John Padgett, Chief Experience and Innovation Officer, Carnival Corporation

Show notes:

Vacations are inherently a personal experience: where people go, the experiences they have, and the memories they make. That very human idea sparked a technology strategy for Carnival Corporation.

The idea of capturing someone’s imagination, sparking emotion, and creating enduring memories through technology may seem paradoxical at first blush, but we’re seeing that relationship forged more and more as customer centricity (or, in the case of Carnival, guest centricity) guides digital platforms and experiences.

While the new technology revolution is indeed a revolution driven by technologies such as artificial intelligence, machine learning, augmented and virtual reality, and the internet of things (IoT), the better way to look at the revolution is through the human (or customer) context.

This new way of looking at the revolution is about to hit the seas.
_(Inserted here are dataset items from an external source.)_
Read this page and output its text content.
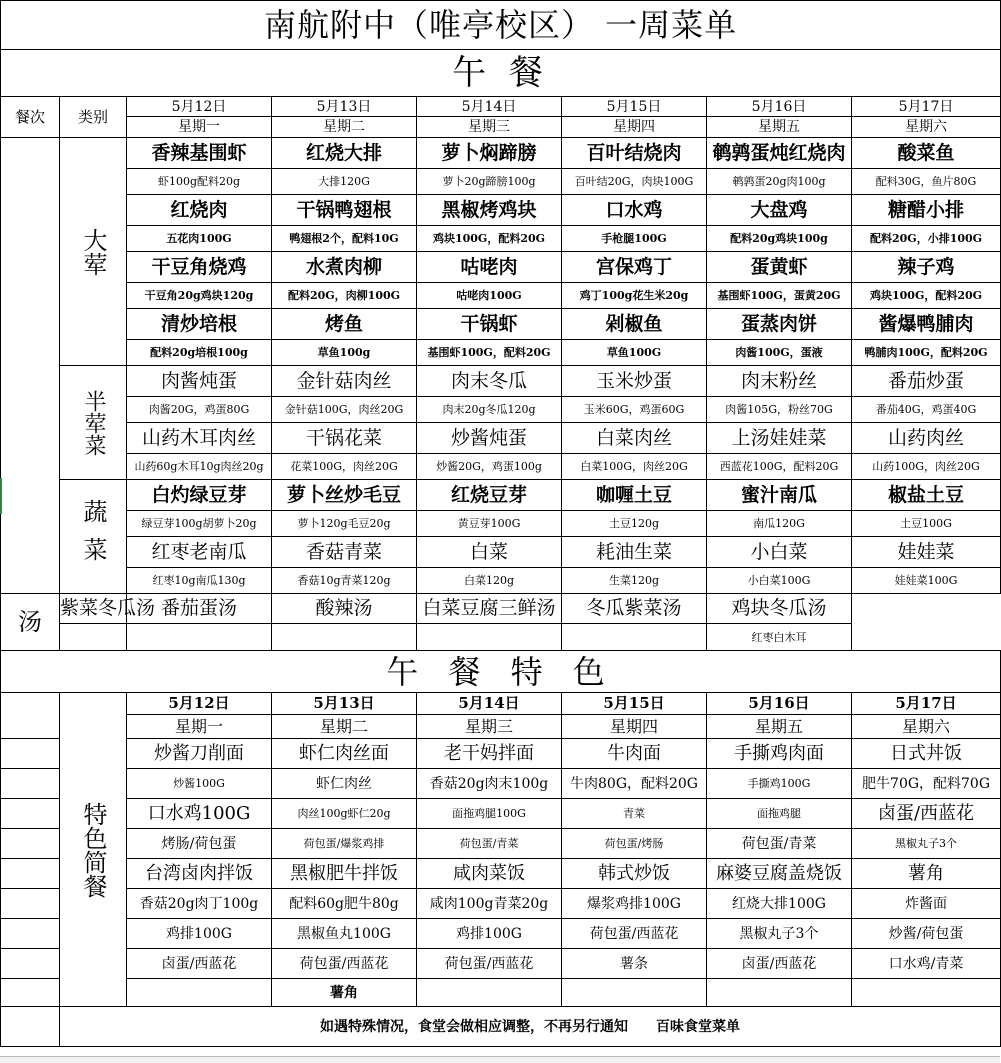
南航附中（唯亭校区） 一周菜单							
午 餐							
餐次	类别	5月12日	5月13日	5月14日	5月15日	5月16日	5月17日
		星期一	星期二	星期三	星期四	星期五	星期六
	大荤	香辣基围虾	红烧大排	萝卜焖蹄膀	百叶结烧肉	鹌鹑蛋炖红烧肉	酸菜鱼
		虾100g配料20g	大排120G	萝卜20g蹄膀100g	百叶结20G，肉块100G	鹌鹑蛋20g肉100g	配料30G，鱼片80G
		红烧肉	干锅鸭翅根	黑椒烤鸡块	口水鸡	大盘鸡	糖醋小排
		五花肉100G	鸭翅根2个，配料10G	鸡块100G，配料20G	手枪腿100G	配料20g鸡块100g	配料20G，小排100G
		干豆角烧鸡	水煮肉柳	咕咾肉	宫保鸡丁	蛋黄虾	辣子鸡
		干豆角20g鸡块120g	配料20G，肉柳100G	咕咾肉100G	鸡丁100g花生米20g	基围虾100G，蛋黄20G	鸡块100G，配料20G
		清炒培根	烤鱼	干锅虾	剁椒鱼	蛋蒸肉饼	酱爆鸭脯肉
		配料20g培根100g	草鱼100g	基围虾100G，配料20G	草鱼100G	肉酱100G，蛋液	鸭脯肉100G，配料20G
	半荤菜	肉酱炖蛋	金针菇肉丝	肉末冬瓜	玉米炒蛋	肉末粉丝	番茄炒蛋
		肉酱20G，鸡蛋80G	金针菇100G，肉丝20G	肉末20g冬瓜120g	玉米60G，鸡蛋60G	肉酱105G，粉丝70G	番茄40G，鸡蛋40G
		山药木耳肉丝	干锅花菜	炒酱炖蛋	白菜肉丝	上汤娃娃菜	山药肉丝
		山药60g木耳10g肉丝20g	花菜100G，肉丝20G	炒酱20G，鸡蛋100g	白菜100G，肉丝20G	西蓝花100G，配料20G	山药100G，肉丝20G
	蔬菜	白灼绿豆芽	萝卜丝炒毛豆	红烧豆芽	咖喱土豆	蜜汁南瓜	椒盐土豆
		绿豆芽100g胡萝卜20g	萝卜120g毛豆20g	黄豆芽100G	土豆120g	南瓜120G	土豆100G
		红枣老南瓜	香菇青菜	白菜	耗油生菜	小白菜	娃娃菜
		红枣10g南瓜130g	香菇10g青菜120g	白菜120g	生菜120g	小白菜100G	娃娃菜100G
汤	紫菜冬瓜汤	番茄蛋汤	酸辣汤	白菜豆腐三鲜汤	冬瓜紫菜汤	鸡块冬瓜汤	
						红枣白木耳	
午 餐 特 色							
	特色简餐	5月12日	5月13日	5月14日	5月15日	5月16日	5月17日
		星期一	星期二	星期三	星期四	星期五	星期六
		炒酱刀削面	虾仁肉丝面	老干妈拌面	牛肉面	手撕鸡肉面	日式丼饭
		炒酱100G	虾仁肉丝	香菇20g肉末100g	牛肉80G，配料20G	手撕鸡100G	肥牛70G，配料70G
		口水鸡100G	肉丝100g虾仁20g	面拖鸡腿100G	青菜	面拖鸡腿	卤蛋/西蓝花
		烤肠/荷包蛋	荷包蛋/爆浆鸡排	荷包蛋/青菜	荷包蛋/烤肠	荷包蛋/青菜	黑椒丸子3个
		台湾卤肉拌饭	黑椒肥牛拌饭	咸肉菜饭	韩式炒饭	麻婆豆腐盖烧饭	薯角
		香菇20g肉丁100g	配料60g肥牛80g	咸肉100g青菜20g	爆浆鸡排100G	红烧大排100G	炸酱面
		鸡排100G	黑椒鱼丸100G	鸡排100G	荷包蛋/西蓝花	黑椒丸子3个	炒酱/荷包蛋
		卤蛋/西蓝花	荷包蛋/西蓝花	荷包蛋/西蓝花	薯条	卤蛋/西蓝花	口水鸡/青菜
			薯角				
	如遇特殊情况，食堂会做相应调整，不再另行通知　　百味食堂菜单						
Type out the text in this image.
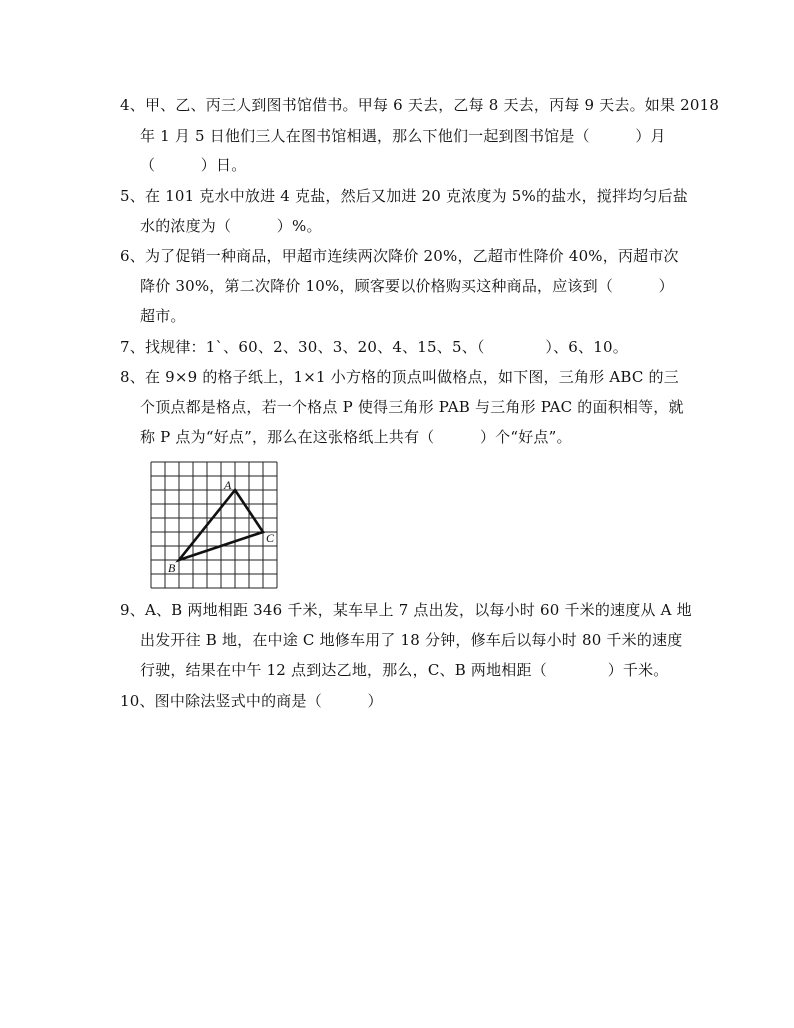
4、甲、乙、丙三人到图书馆借书。甲每 6 天去，乙每 8 天去，丙每 9 天去。如果 2018
年 1 月 5 日他们三人在图书馆相遇，那么下他们一起到图书馆是（　　　）月
（　　　）日。
5、在 101 克水中放进 4 克盐，然后又加进 20 克浓度为 5%的盐水，搅拌均匀后盐
水的浓度为（　　　）%。
6、为了促销一种商品，甲超市连续两次降价 20%，乙超市性降价 40%，丙超市次
降价 30%，第二次降价 10%，顾客要以价格购买这种商品，应该到（　　　）
超市。
7、找规律：1`、60、2、30、3、20、4、15、5、（　　　　）、6、10。
8、在 9×9 的格子纸上，1×1 小方格的顶点叫做格点，如下图，三角形 ABC 的三
个顶点都是格点，若一个格点 P 使得三角形 PAB 与三角形 PAC 的面积相等，就
称 P 点为“好点”，那么在这张格纸上共有（　　　）个“好点”。
A
B
C
9、A、B 两地相距 346 千米，某车早上 7 点出发，以每小时 60 千米的速度从 A 地
出发开往 B 地，在中途 C 地修车用了 18 分钟，修车后以每小时 80 千米的速度
行驶，结果在中午 12 点到达乙地，那么，C、B 两地相距（　　　　）千米。
10、图中除法竖式中的商是（　　　）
Carnival is launching its Ocean Medallion Class experience in November, connecting every guest to an experiential IoT to provide personalized, frictionless experiences before, during, and after the cruise. Prior to the cruise, guests can define a set of preferences to shape their cruise experience, allowing individual preferences, needs, and wants to be anticipated and delivered during the cruise as well as captured and re-experienced after the journey.
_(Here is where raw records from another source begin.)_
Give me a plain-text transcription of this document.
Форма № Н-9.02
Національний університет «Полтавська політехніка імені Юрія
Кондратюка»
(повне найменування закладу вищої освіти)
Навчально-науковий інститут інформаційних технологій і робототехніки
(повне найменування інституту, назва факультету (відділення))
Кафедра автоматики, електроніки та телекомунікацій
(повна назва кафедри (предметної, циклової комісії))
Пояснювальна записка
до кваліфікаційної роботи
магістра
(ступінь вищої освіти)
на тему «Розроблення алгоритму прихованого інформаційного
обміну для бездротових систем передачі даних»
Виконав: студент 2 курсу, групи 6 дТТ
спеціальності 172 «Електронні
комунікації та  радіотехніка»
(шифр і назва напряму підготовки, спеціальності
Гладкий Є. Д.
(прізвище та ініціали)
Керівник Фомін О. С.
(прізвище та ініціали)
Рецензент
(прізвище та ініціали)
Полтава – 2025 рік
In this episode, John Padgett, Carnival’s chief experience and innovation officer, discusses the experience revolution taking shape for Carnival and its guests — and the internal revolution to rethink its business model. Its core design principle, guest centricity, guided Carnival to reformulate the business model around the guest as opposed to products, services, and experiences. An important aspect of this discussion is moving away from the idea of startups being the innovation leaders. Instead, large corporations getting their heads — as well as their hearts and budgets — around enterprise innovation in order to adapt to rapidly evolving customer expectations and exploit new technology that, when well designed, wraps around the human context.